Subdaily meteorological measurements of temperature, direction of the movement of the clouds, and cloud cover in the Late Maunder Minimum by Louis Morin in Paris

Abstract. We have digitized three meteorological variables (temperature, direction of the movement of the clouds, and cloud cover) from copies of Louis Morin’s original measurements (Source: Institute of History / Oeschger Centre for Climate Change Research, University of Bern) and subjected them to quality analysis to make these data available to the scientific community. Our available data cover the period 1665–1709 (temperature beginning in 1676). We compare the early instrumental temperature dataset with statistical methods and proxy data to validate the measurements in terms of inhomogeneities and claim that they are, apart from small inhomogeneities, reliable.
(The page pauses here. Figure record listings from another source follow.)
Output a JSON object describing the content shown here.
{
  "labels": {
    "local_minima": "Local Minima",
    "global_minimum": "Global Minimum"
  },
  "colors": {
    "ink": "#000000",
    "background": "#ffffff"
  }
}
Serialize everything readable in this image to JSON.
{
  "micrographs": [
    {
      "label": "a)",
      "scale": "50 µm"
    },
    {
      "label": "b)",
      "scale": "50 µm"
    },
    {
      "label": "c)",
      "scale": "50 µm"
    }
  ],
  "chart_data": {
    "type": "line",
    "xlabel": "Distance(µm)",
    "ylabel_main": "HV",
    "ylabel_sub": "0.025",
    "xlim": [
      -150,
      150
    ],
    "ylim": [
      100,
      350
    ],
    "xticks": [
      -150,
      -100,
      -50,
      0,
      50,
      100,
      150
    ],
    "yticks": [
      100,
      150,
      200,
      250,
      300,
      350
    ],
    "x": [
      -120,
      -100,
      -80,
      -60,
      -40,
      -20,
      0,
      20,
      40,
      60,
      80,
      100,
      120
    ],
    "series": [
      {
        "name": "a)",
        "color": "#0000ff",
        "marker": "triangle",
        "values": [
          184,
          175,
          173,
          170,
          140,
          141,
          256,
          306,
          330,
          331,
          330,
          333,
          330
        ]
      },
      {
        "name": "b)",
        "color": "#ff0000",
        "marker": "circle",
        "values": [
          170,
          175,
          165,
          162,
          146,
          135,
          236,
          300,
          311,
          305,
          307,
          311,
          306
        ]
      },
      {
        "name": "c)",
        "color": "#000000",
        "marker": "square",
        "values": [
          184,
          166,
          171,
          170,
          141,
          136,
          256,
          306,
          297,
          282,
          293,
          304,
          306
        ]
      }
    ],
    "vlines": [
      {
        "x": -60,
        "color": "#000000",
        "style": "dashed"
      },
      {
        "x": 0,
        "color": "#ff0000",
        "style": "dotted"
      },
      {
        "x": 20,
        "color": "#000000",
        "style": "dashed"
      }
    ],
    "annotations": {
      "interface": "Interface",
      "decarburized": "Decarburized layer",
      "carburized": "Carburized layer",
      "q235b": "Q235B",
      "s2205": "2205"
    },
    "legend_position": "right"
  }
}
The Late Maunder Minimum (LMM) is characterized by cold winters and autumns, and moderate springs and summers, with respect to the reference period of 1961–1990. Winter months show a significant lower frequency of westerly direction of movement of the clouds. This reduction of advection from the ocean leads to a cooling in Paris in winter. The influence of the advection becomes apparent when comparing the last decade of the 17^th century (cold) and the first decade of the 18^th century (warm). A lower frequency of westerly direction of movement of the clouds can also be seen in summer, but the influence is stronger in winter than in summer. Consequently, the unusually cold winters in the LMM can be attributed to a lower frequency of westerly direction of movement of the clouds. An impact analysis reveals that the winter of 1708/09 was a devastating one with respect of consecutive ice days, although other winters are more pronounced (e.g., the winters of 1676/77, 1678/79, 1683/84, 1692/93, 1694/95 and 1696/97) in terms of mean temperature, ice 15 days, cold days or consecutive cold days. An investigation of the cloud cover data revealed a high discrepancy in the seasons, where the winter season (DJF) (−13.2 %) and the spring season (MAM) (−12.6 %) show a negative anomaly of the total cloud cover (TCC), whereas summer (JJA) (−0.5 %) shows a moderate anomaly of TCC with respect to the 30 year mean of the Meteobluedata (1985–2014).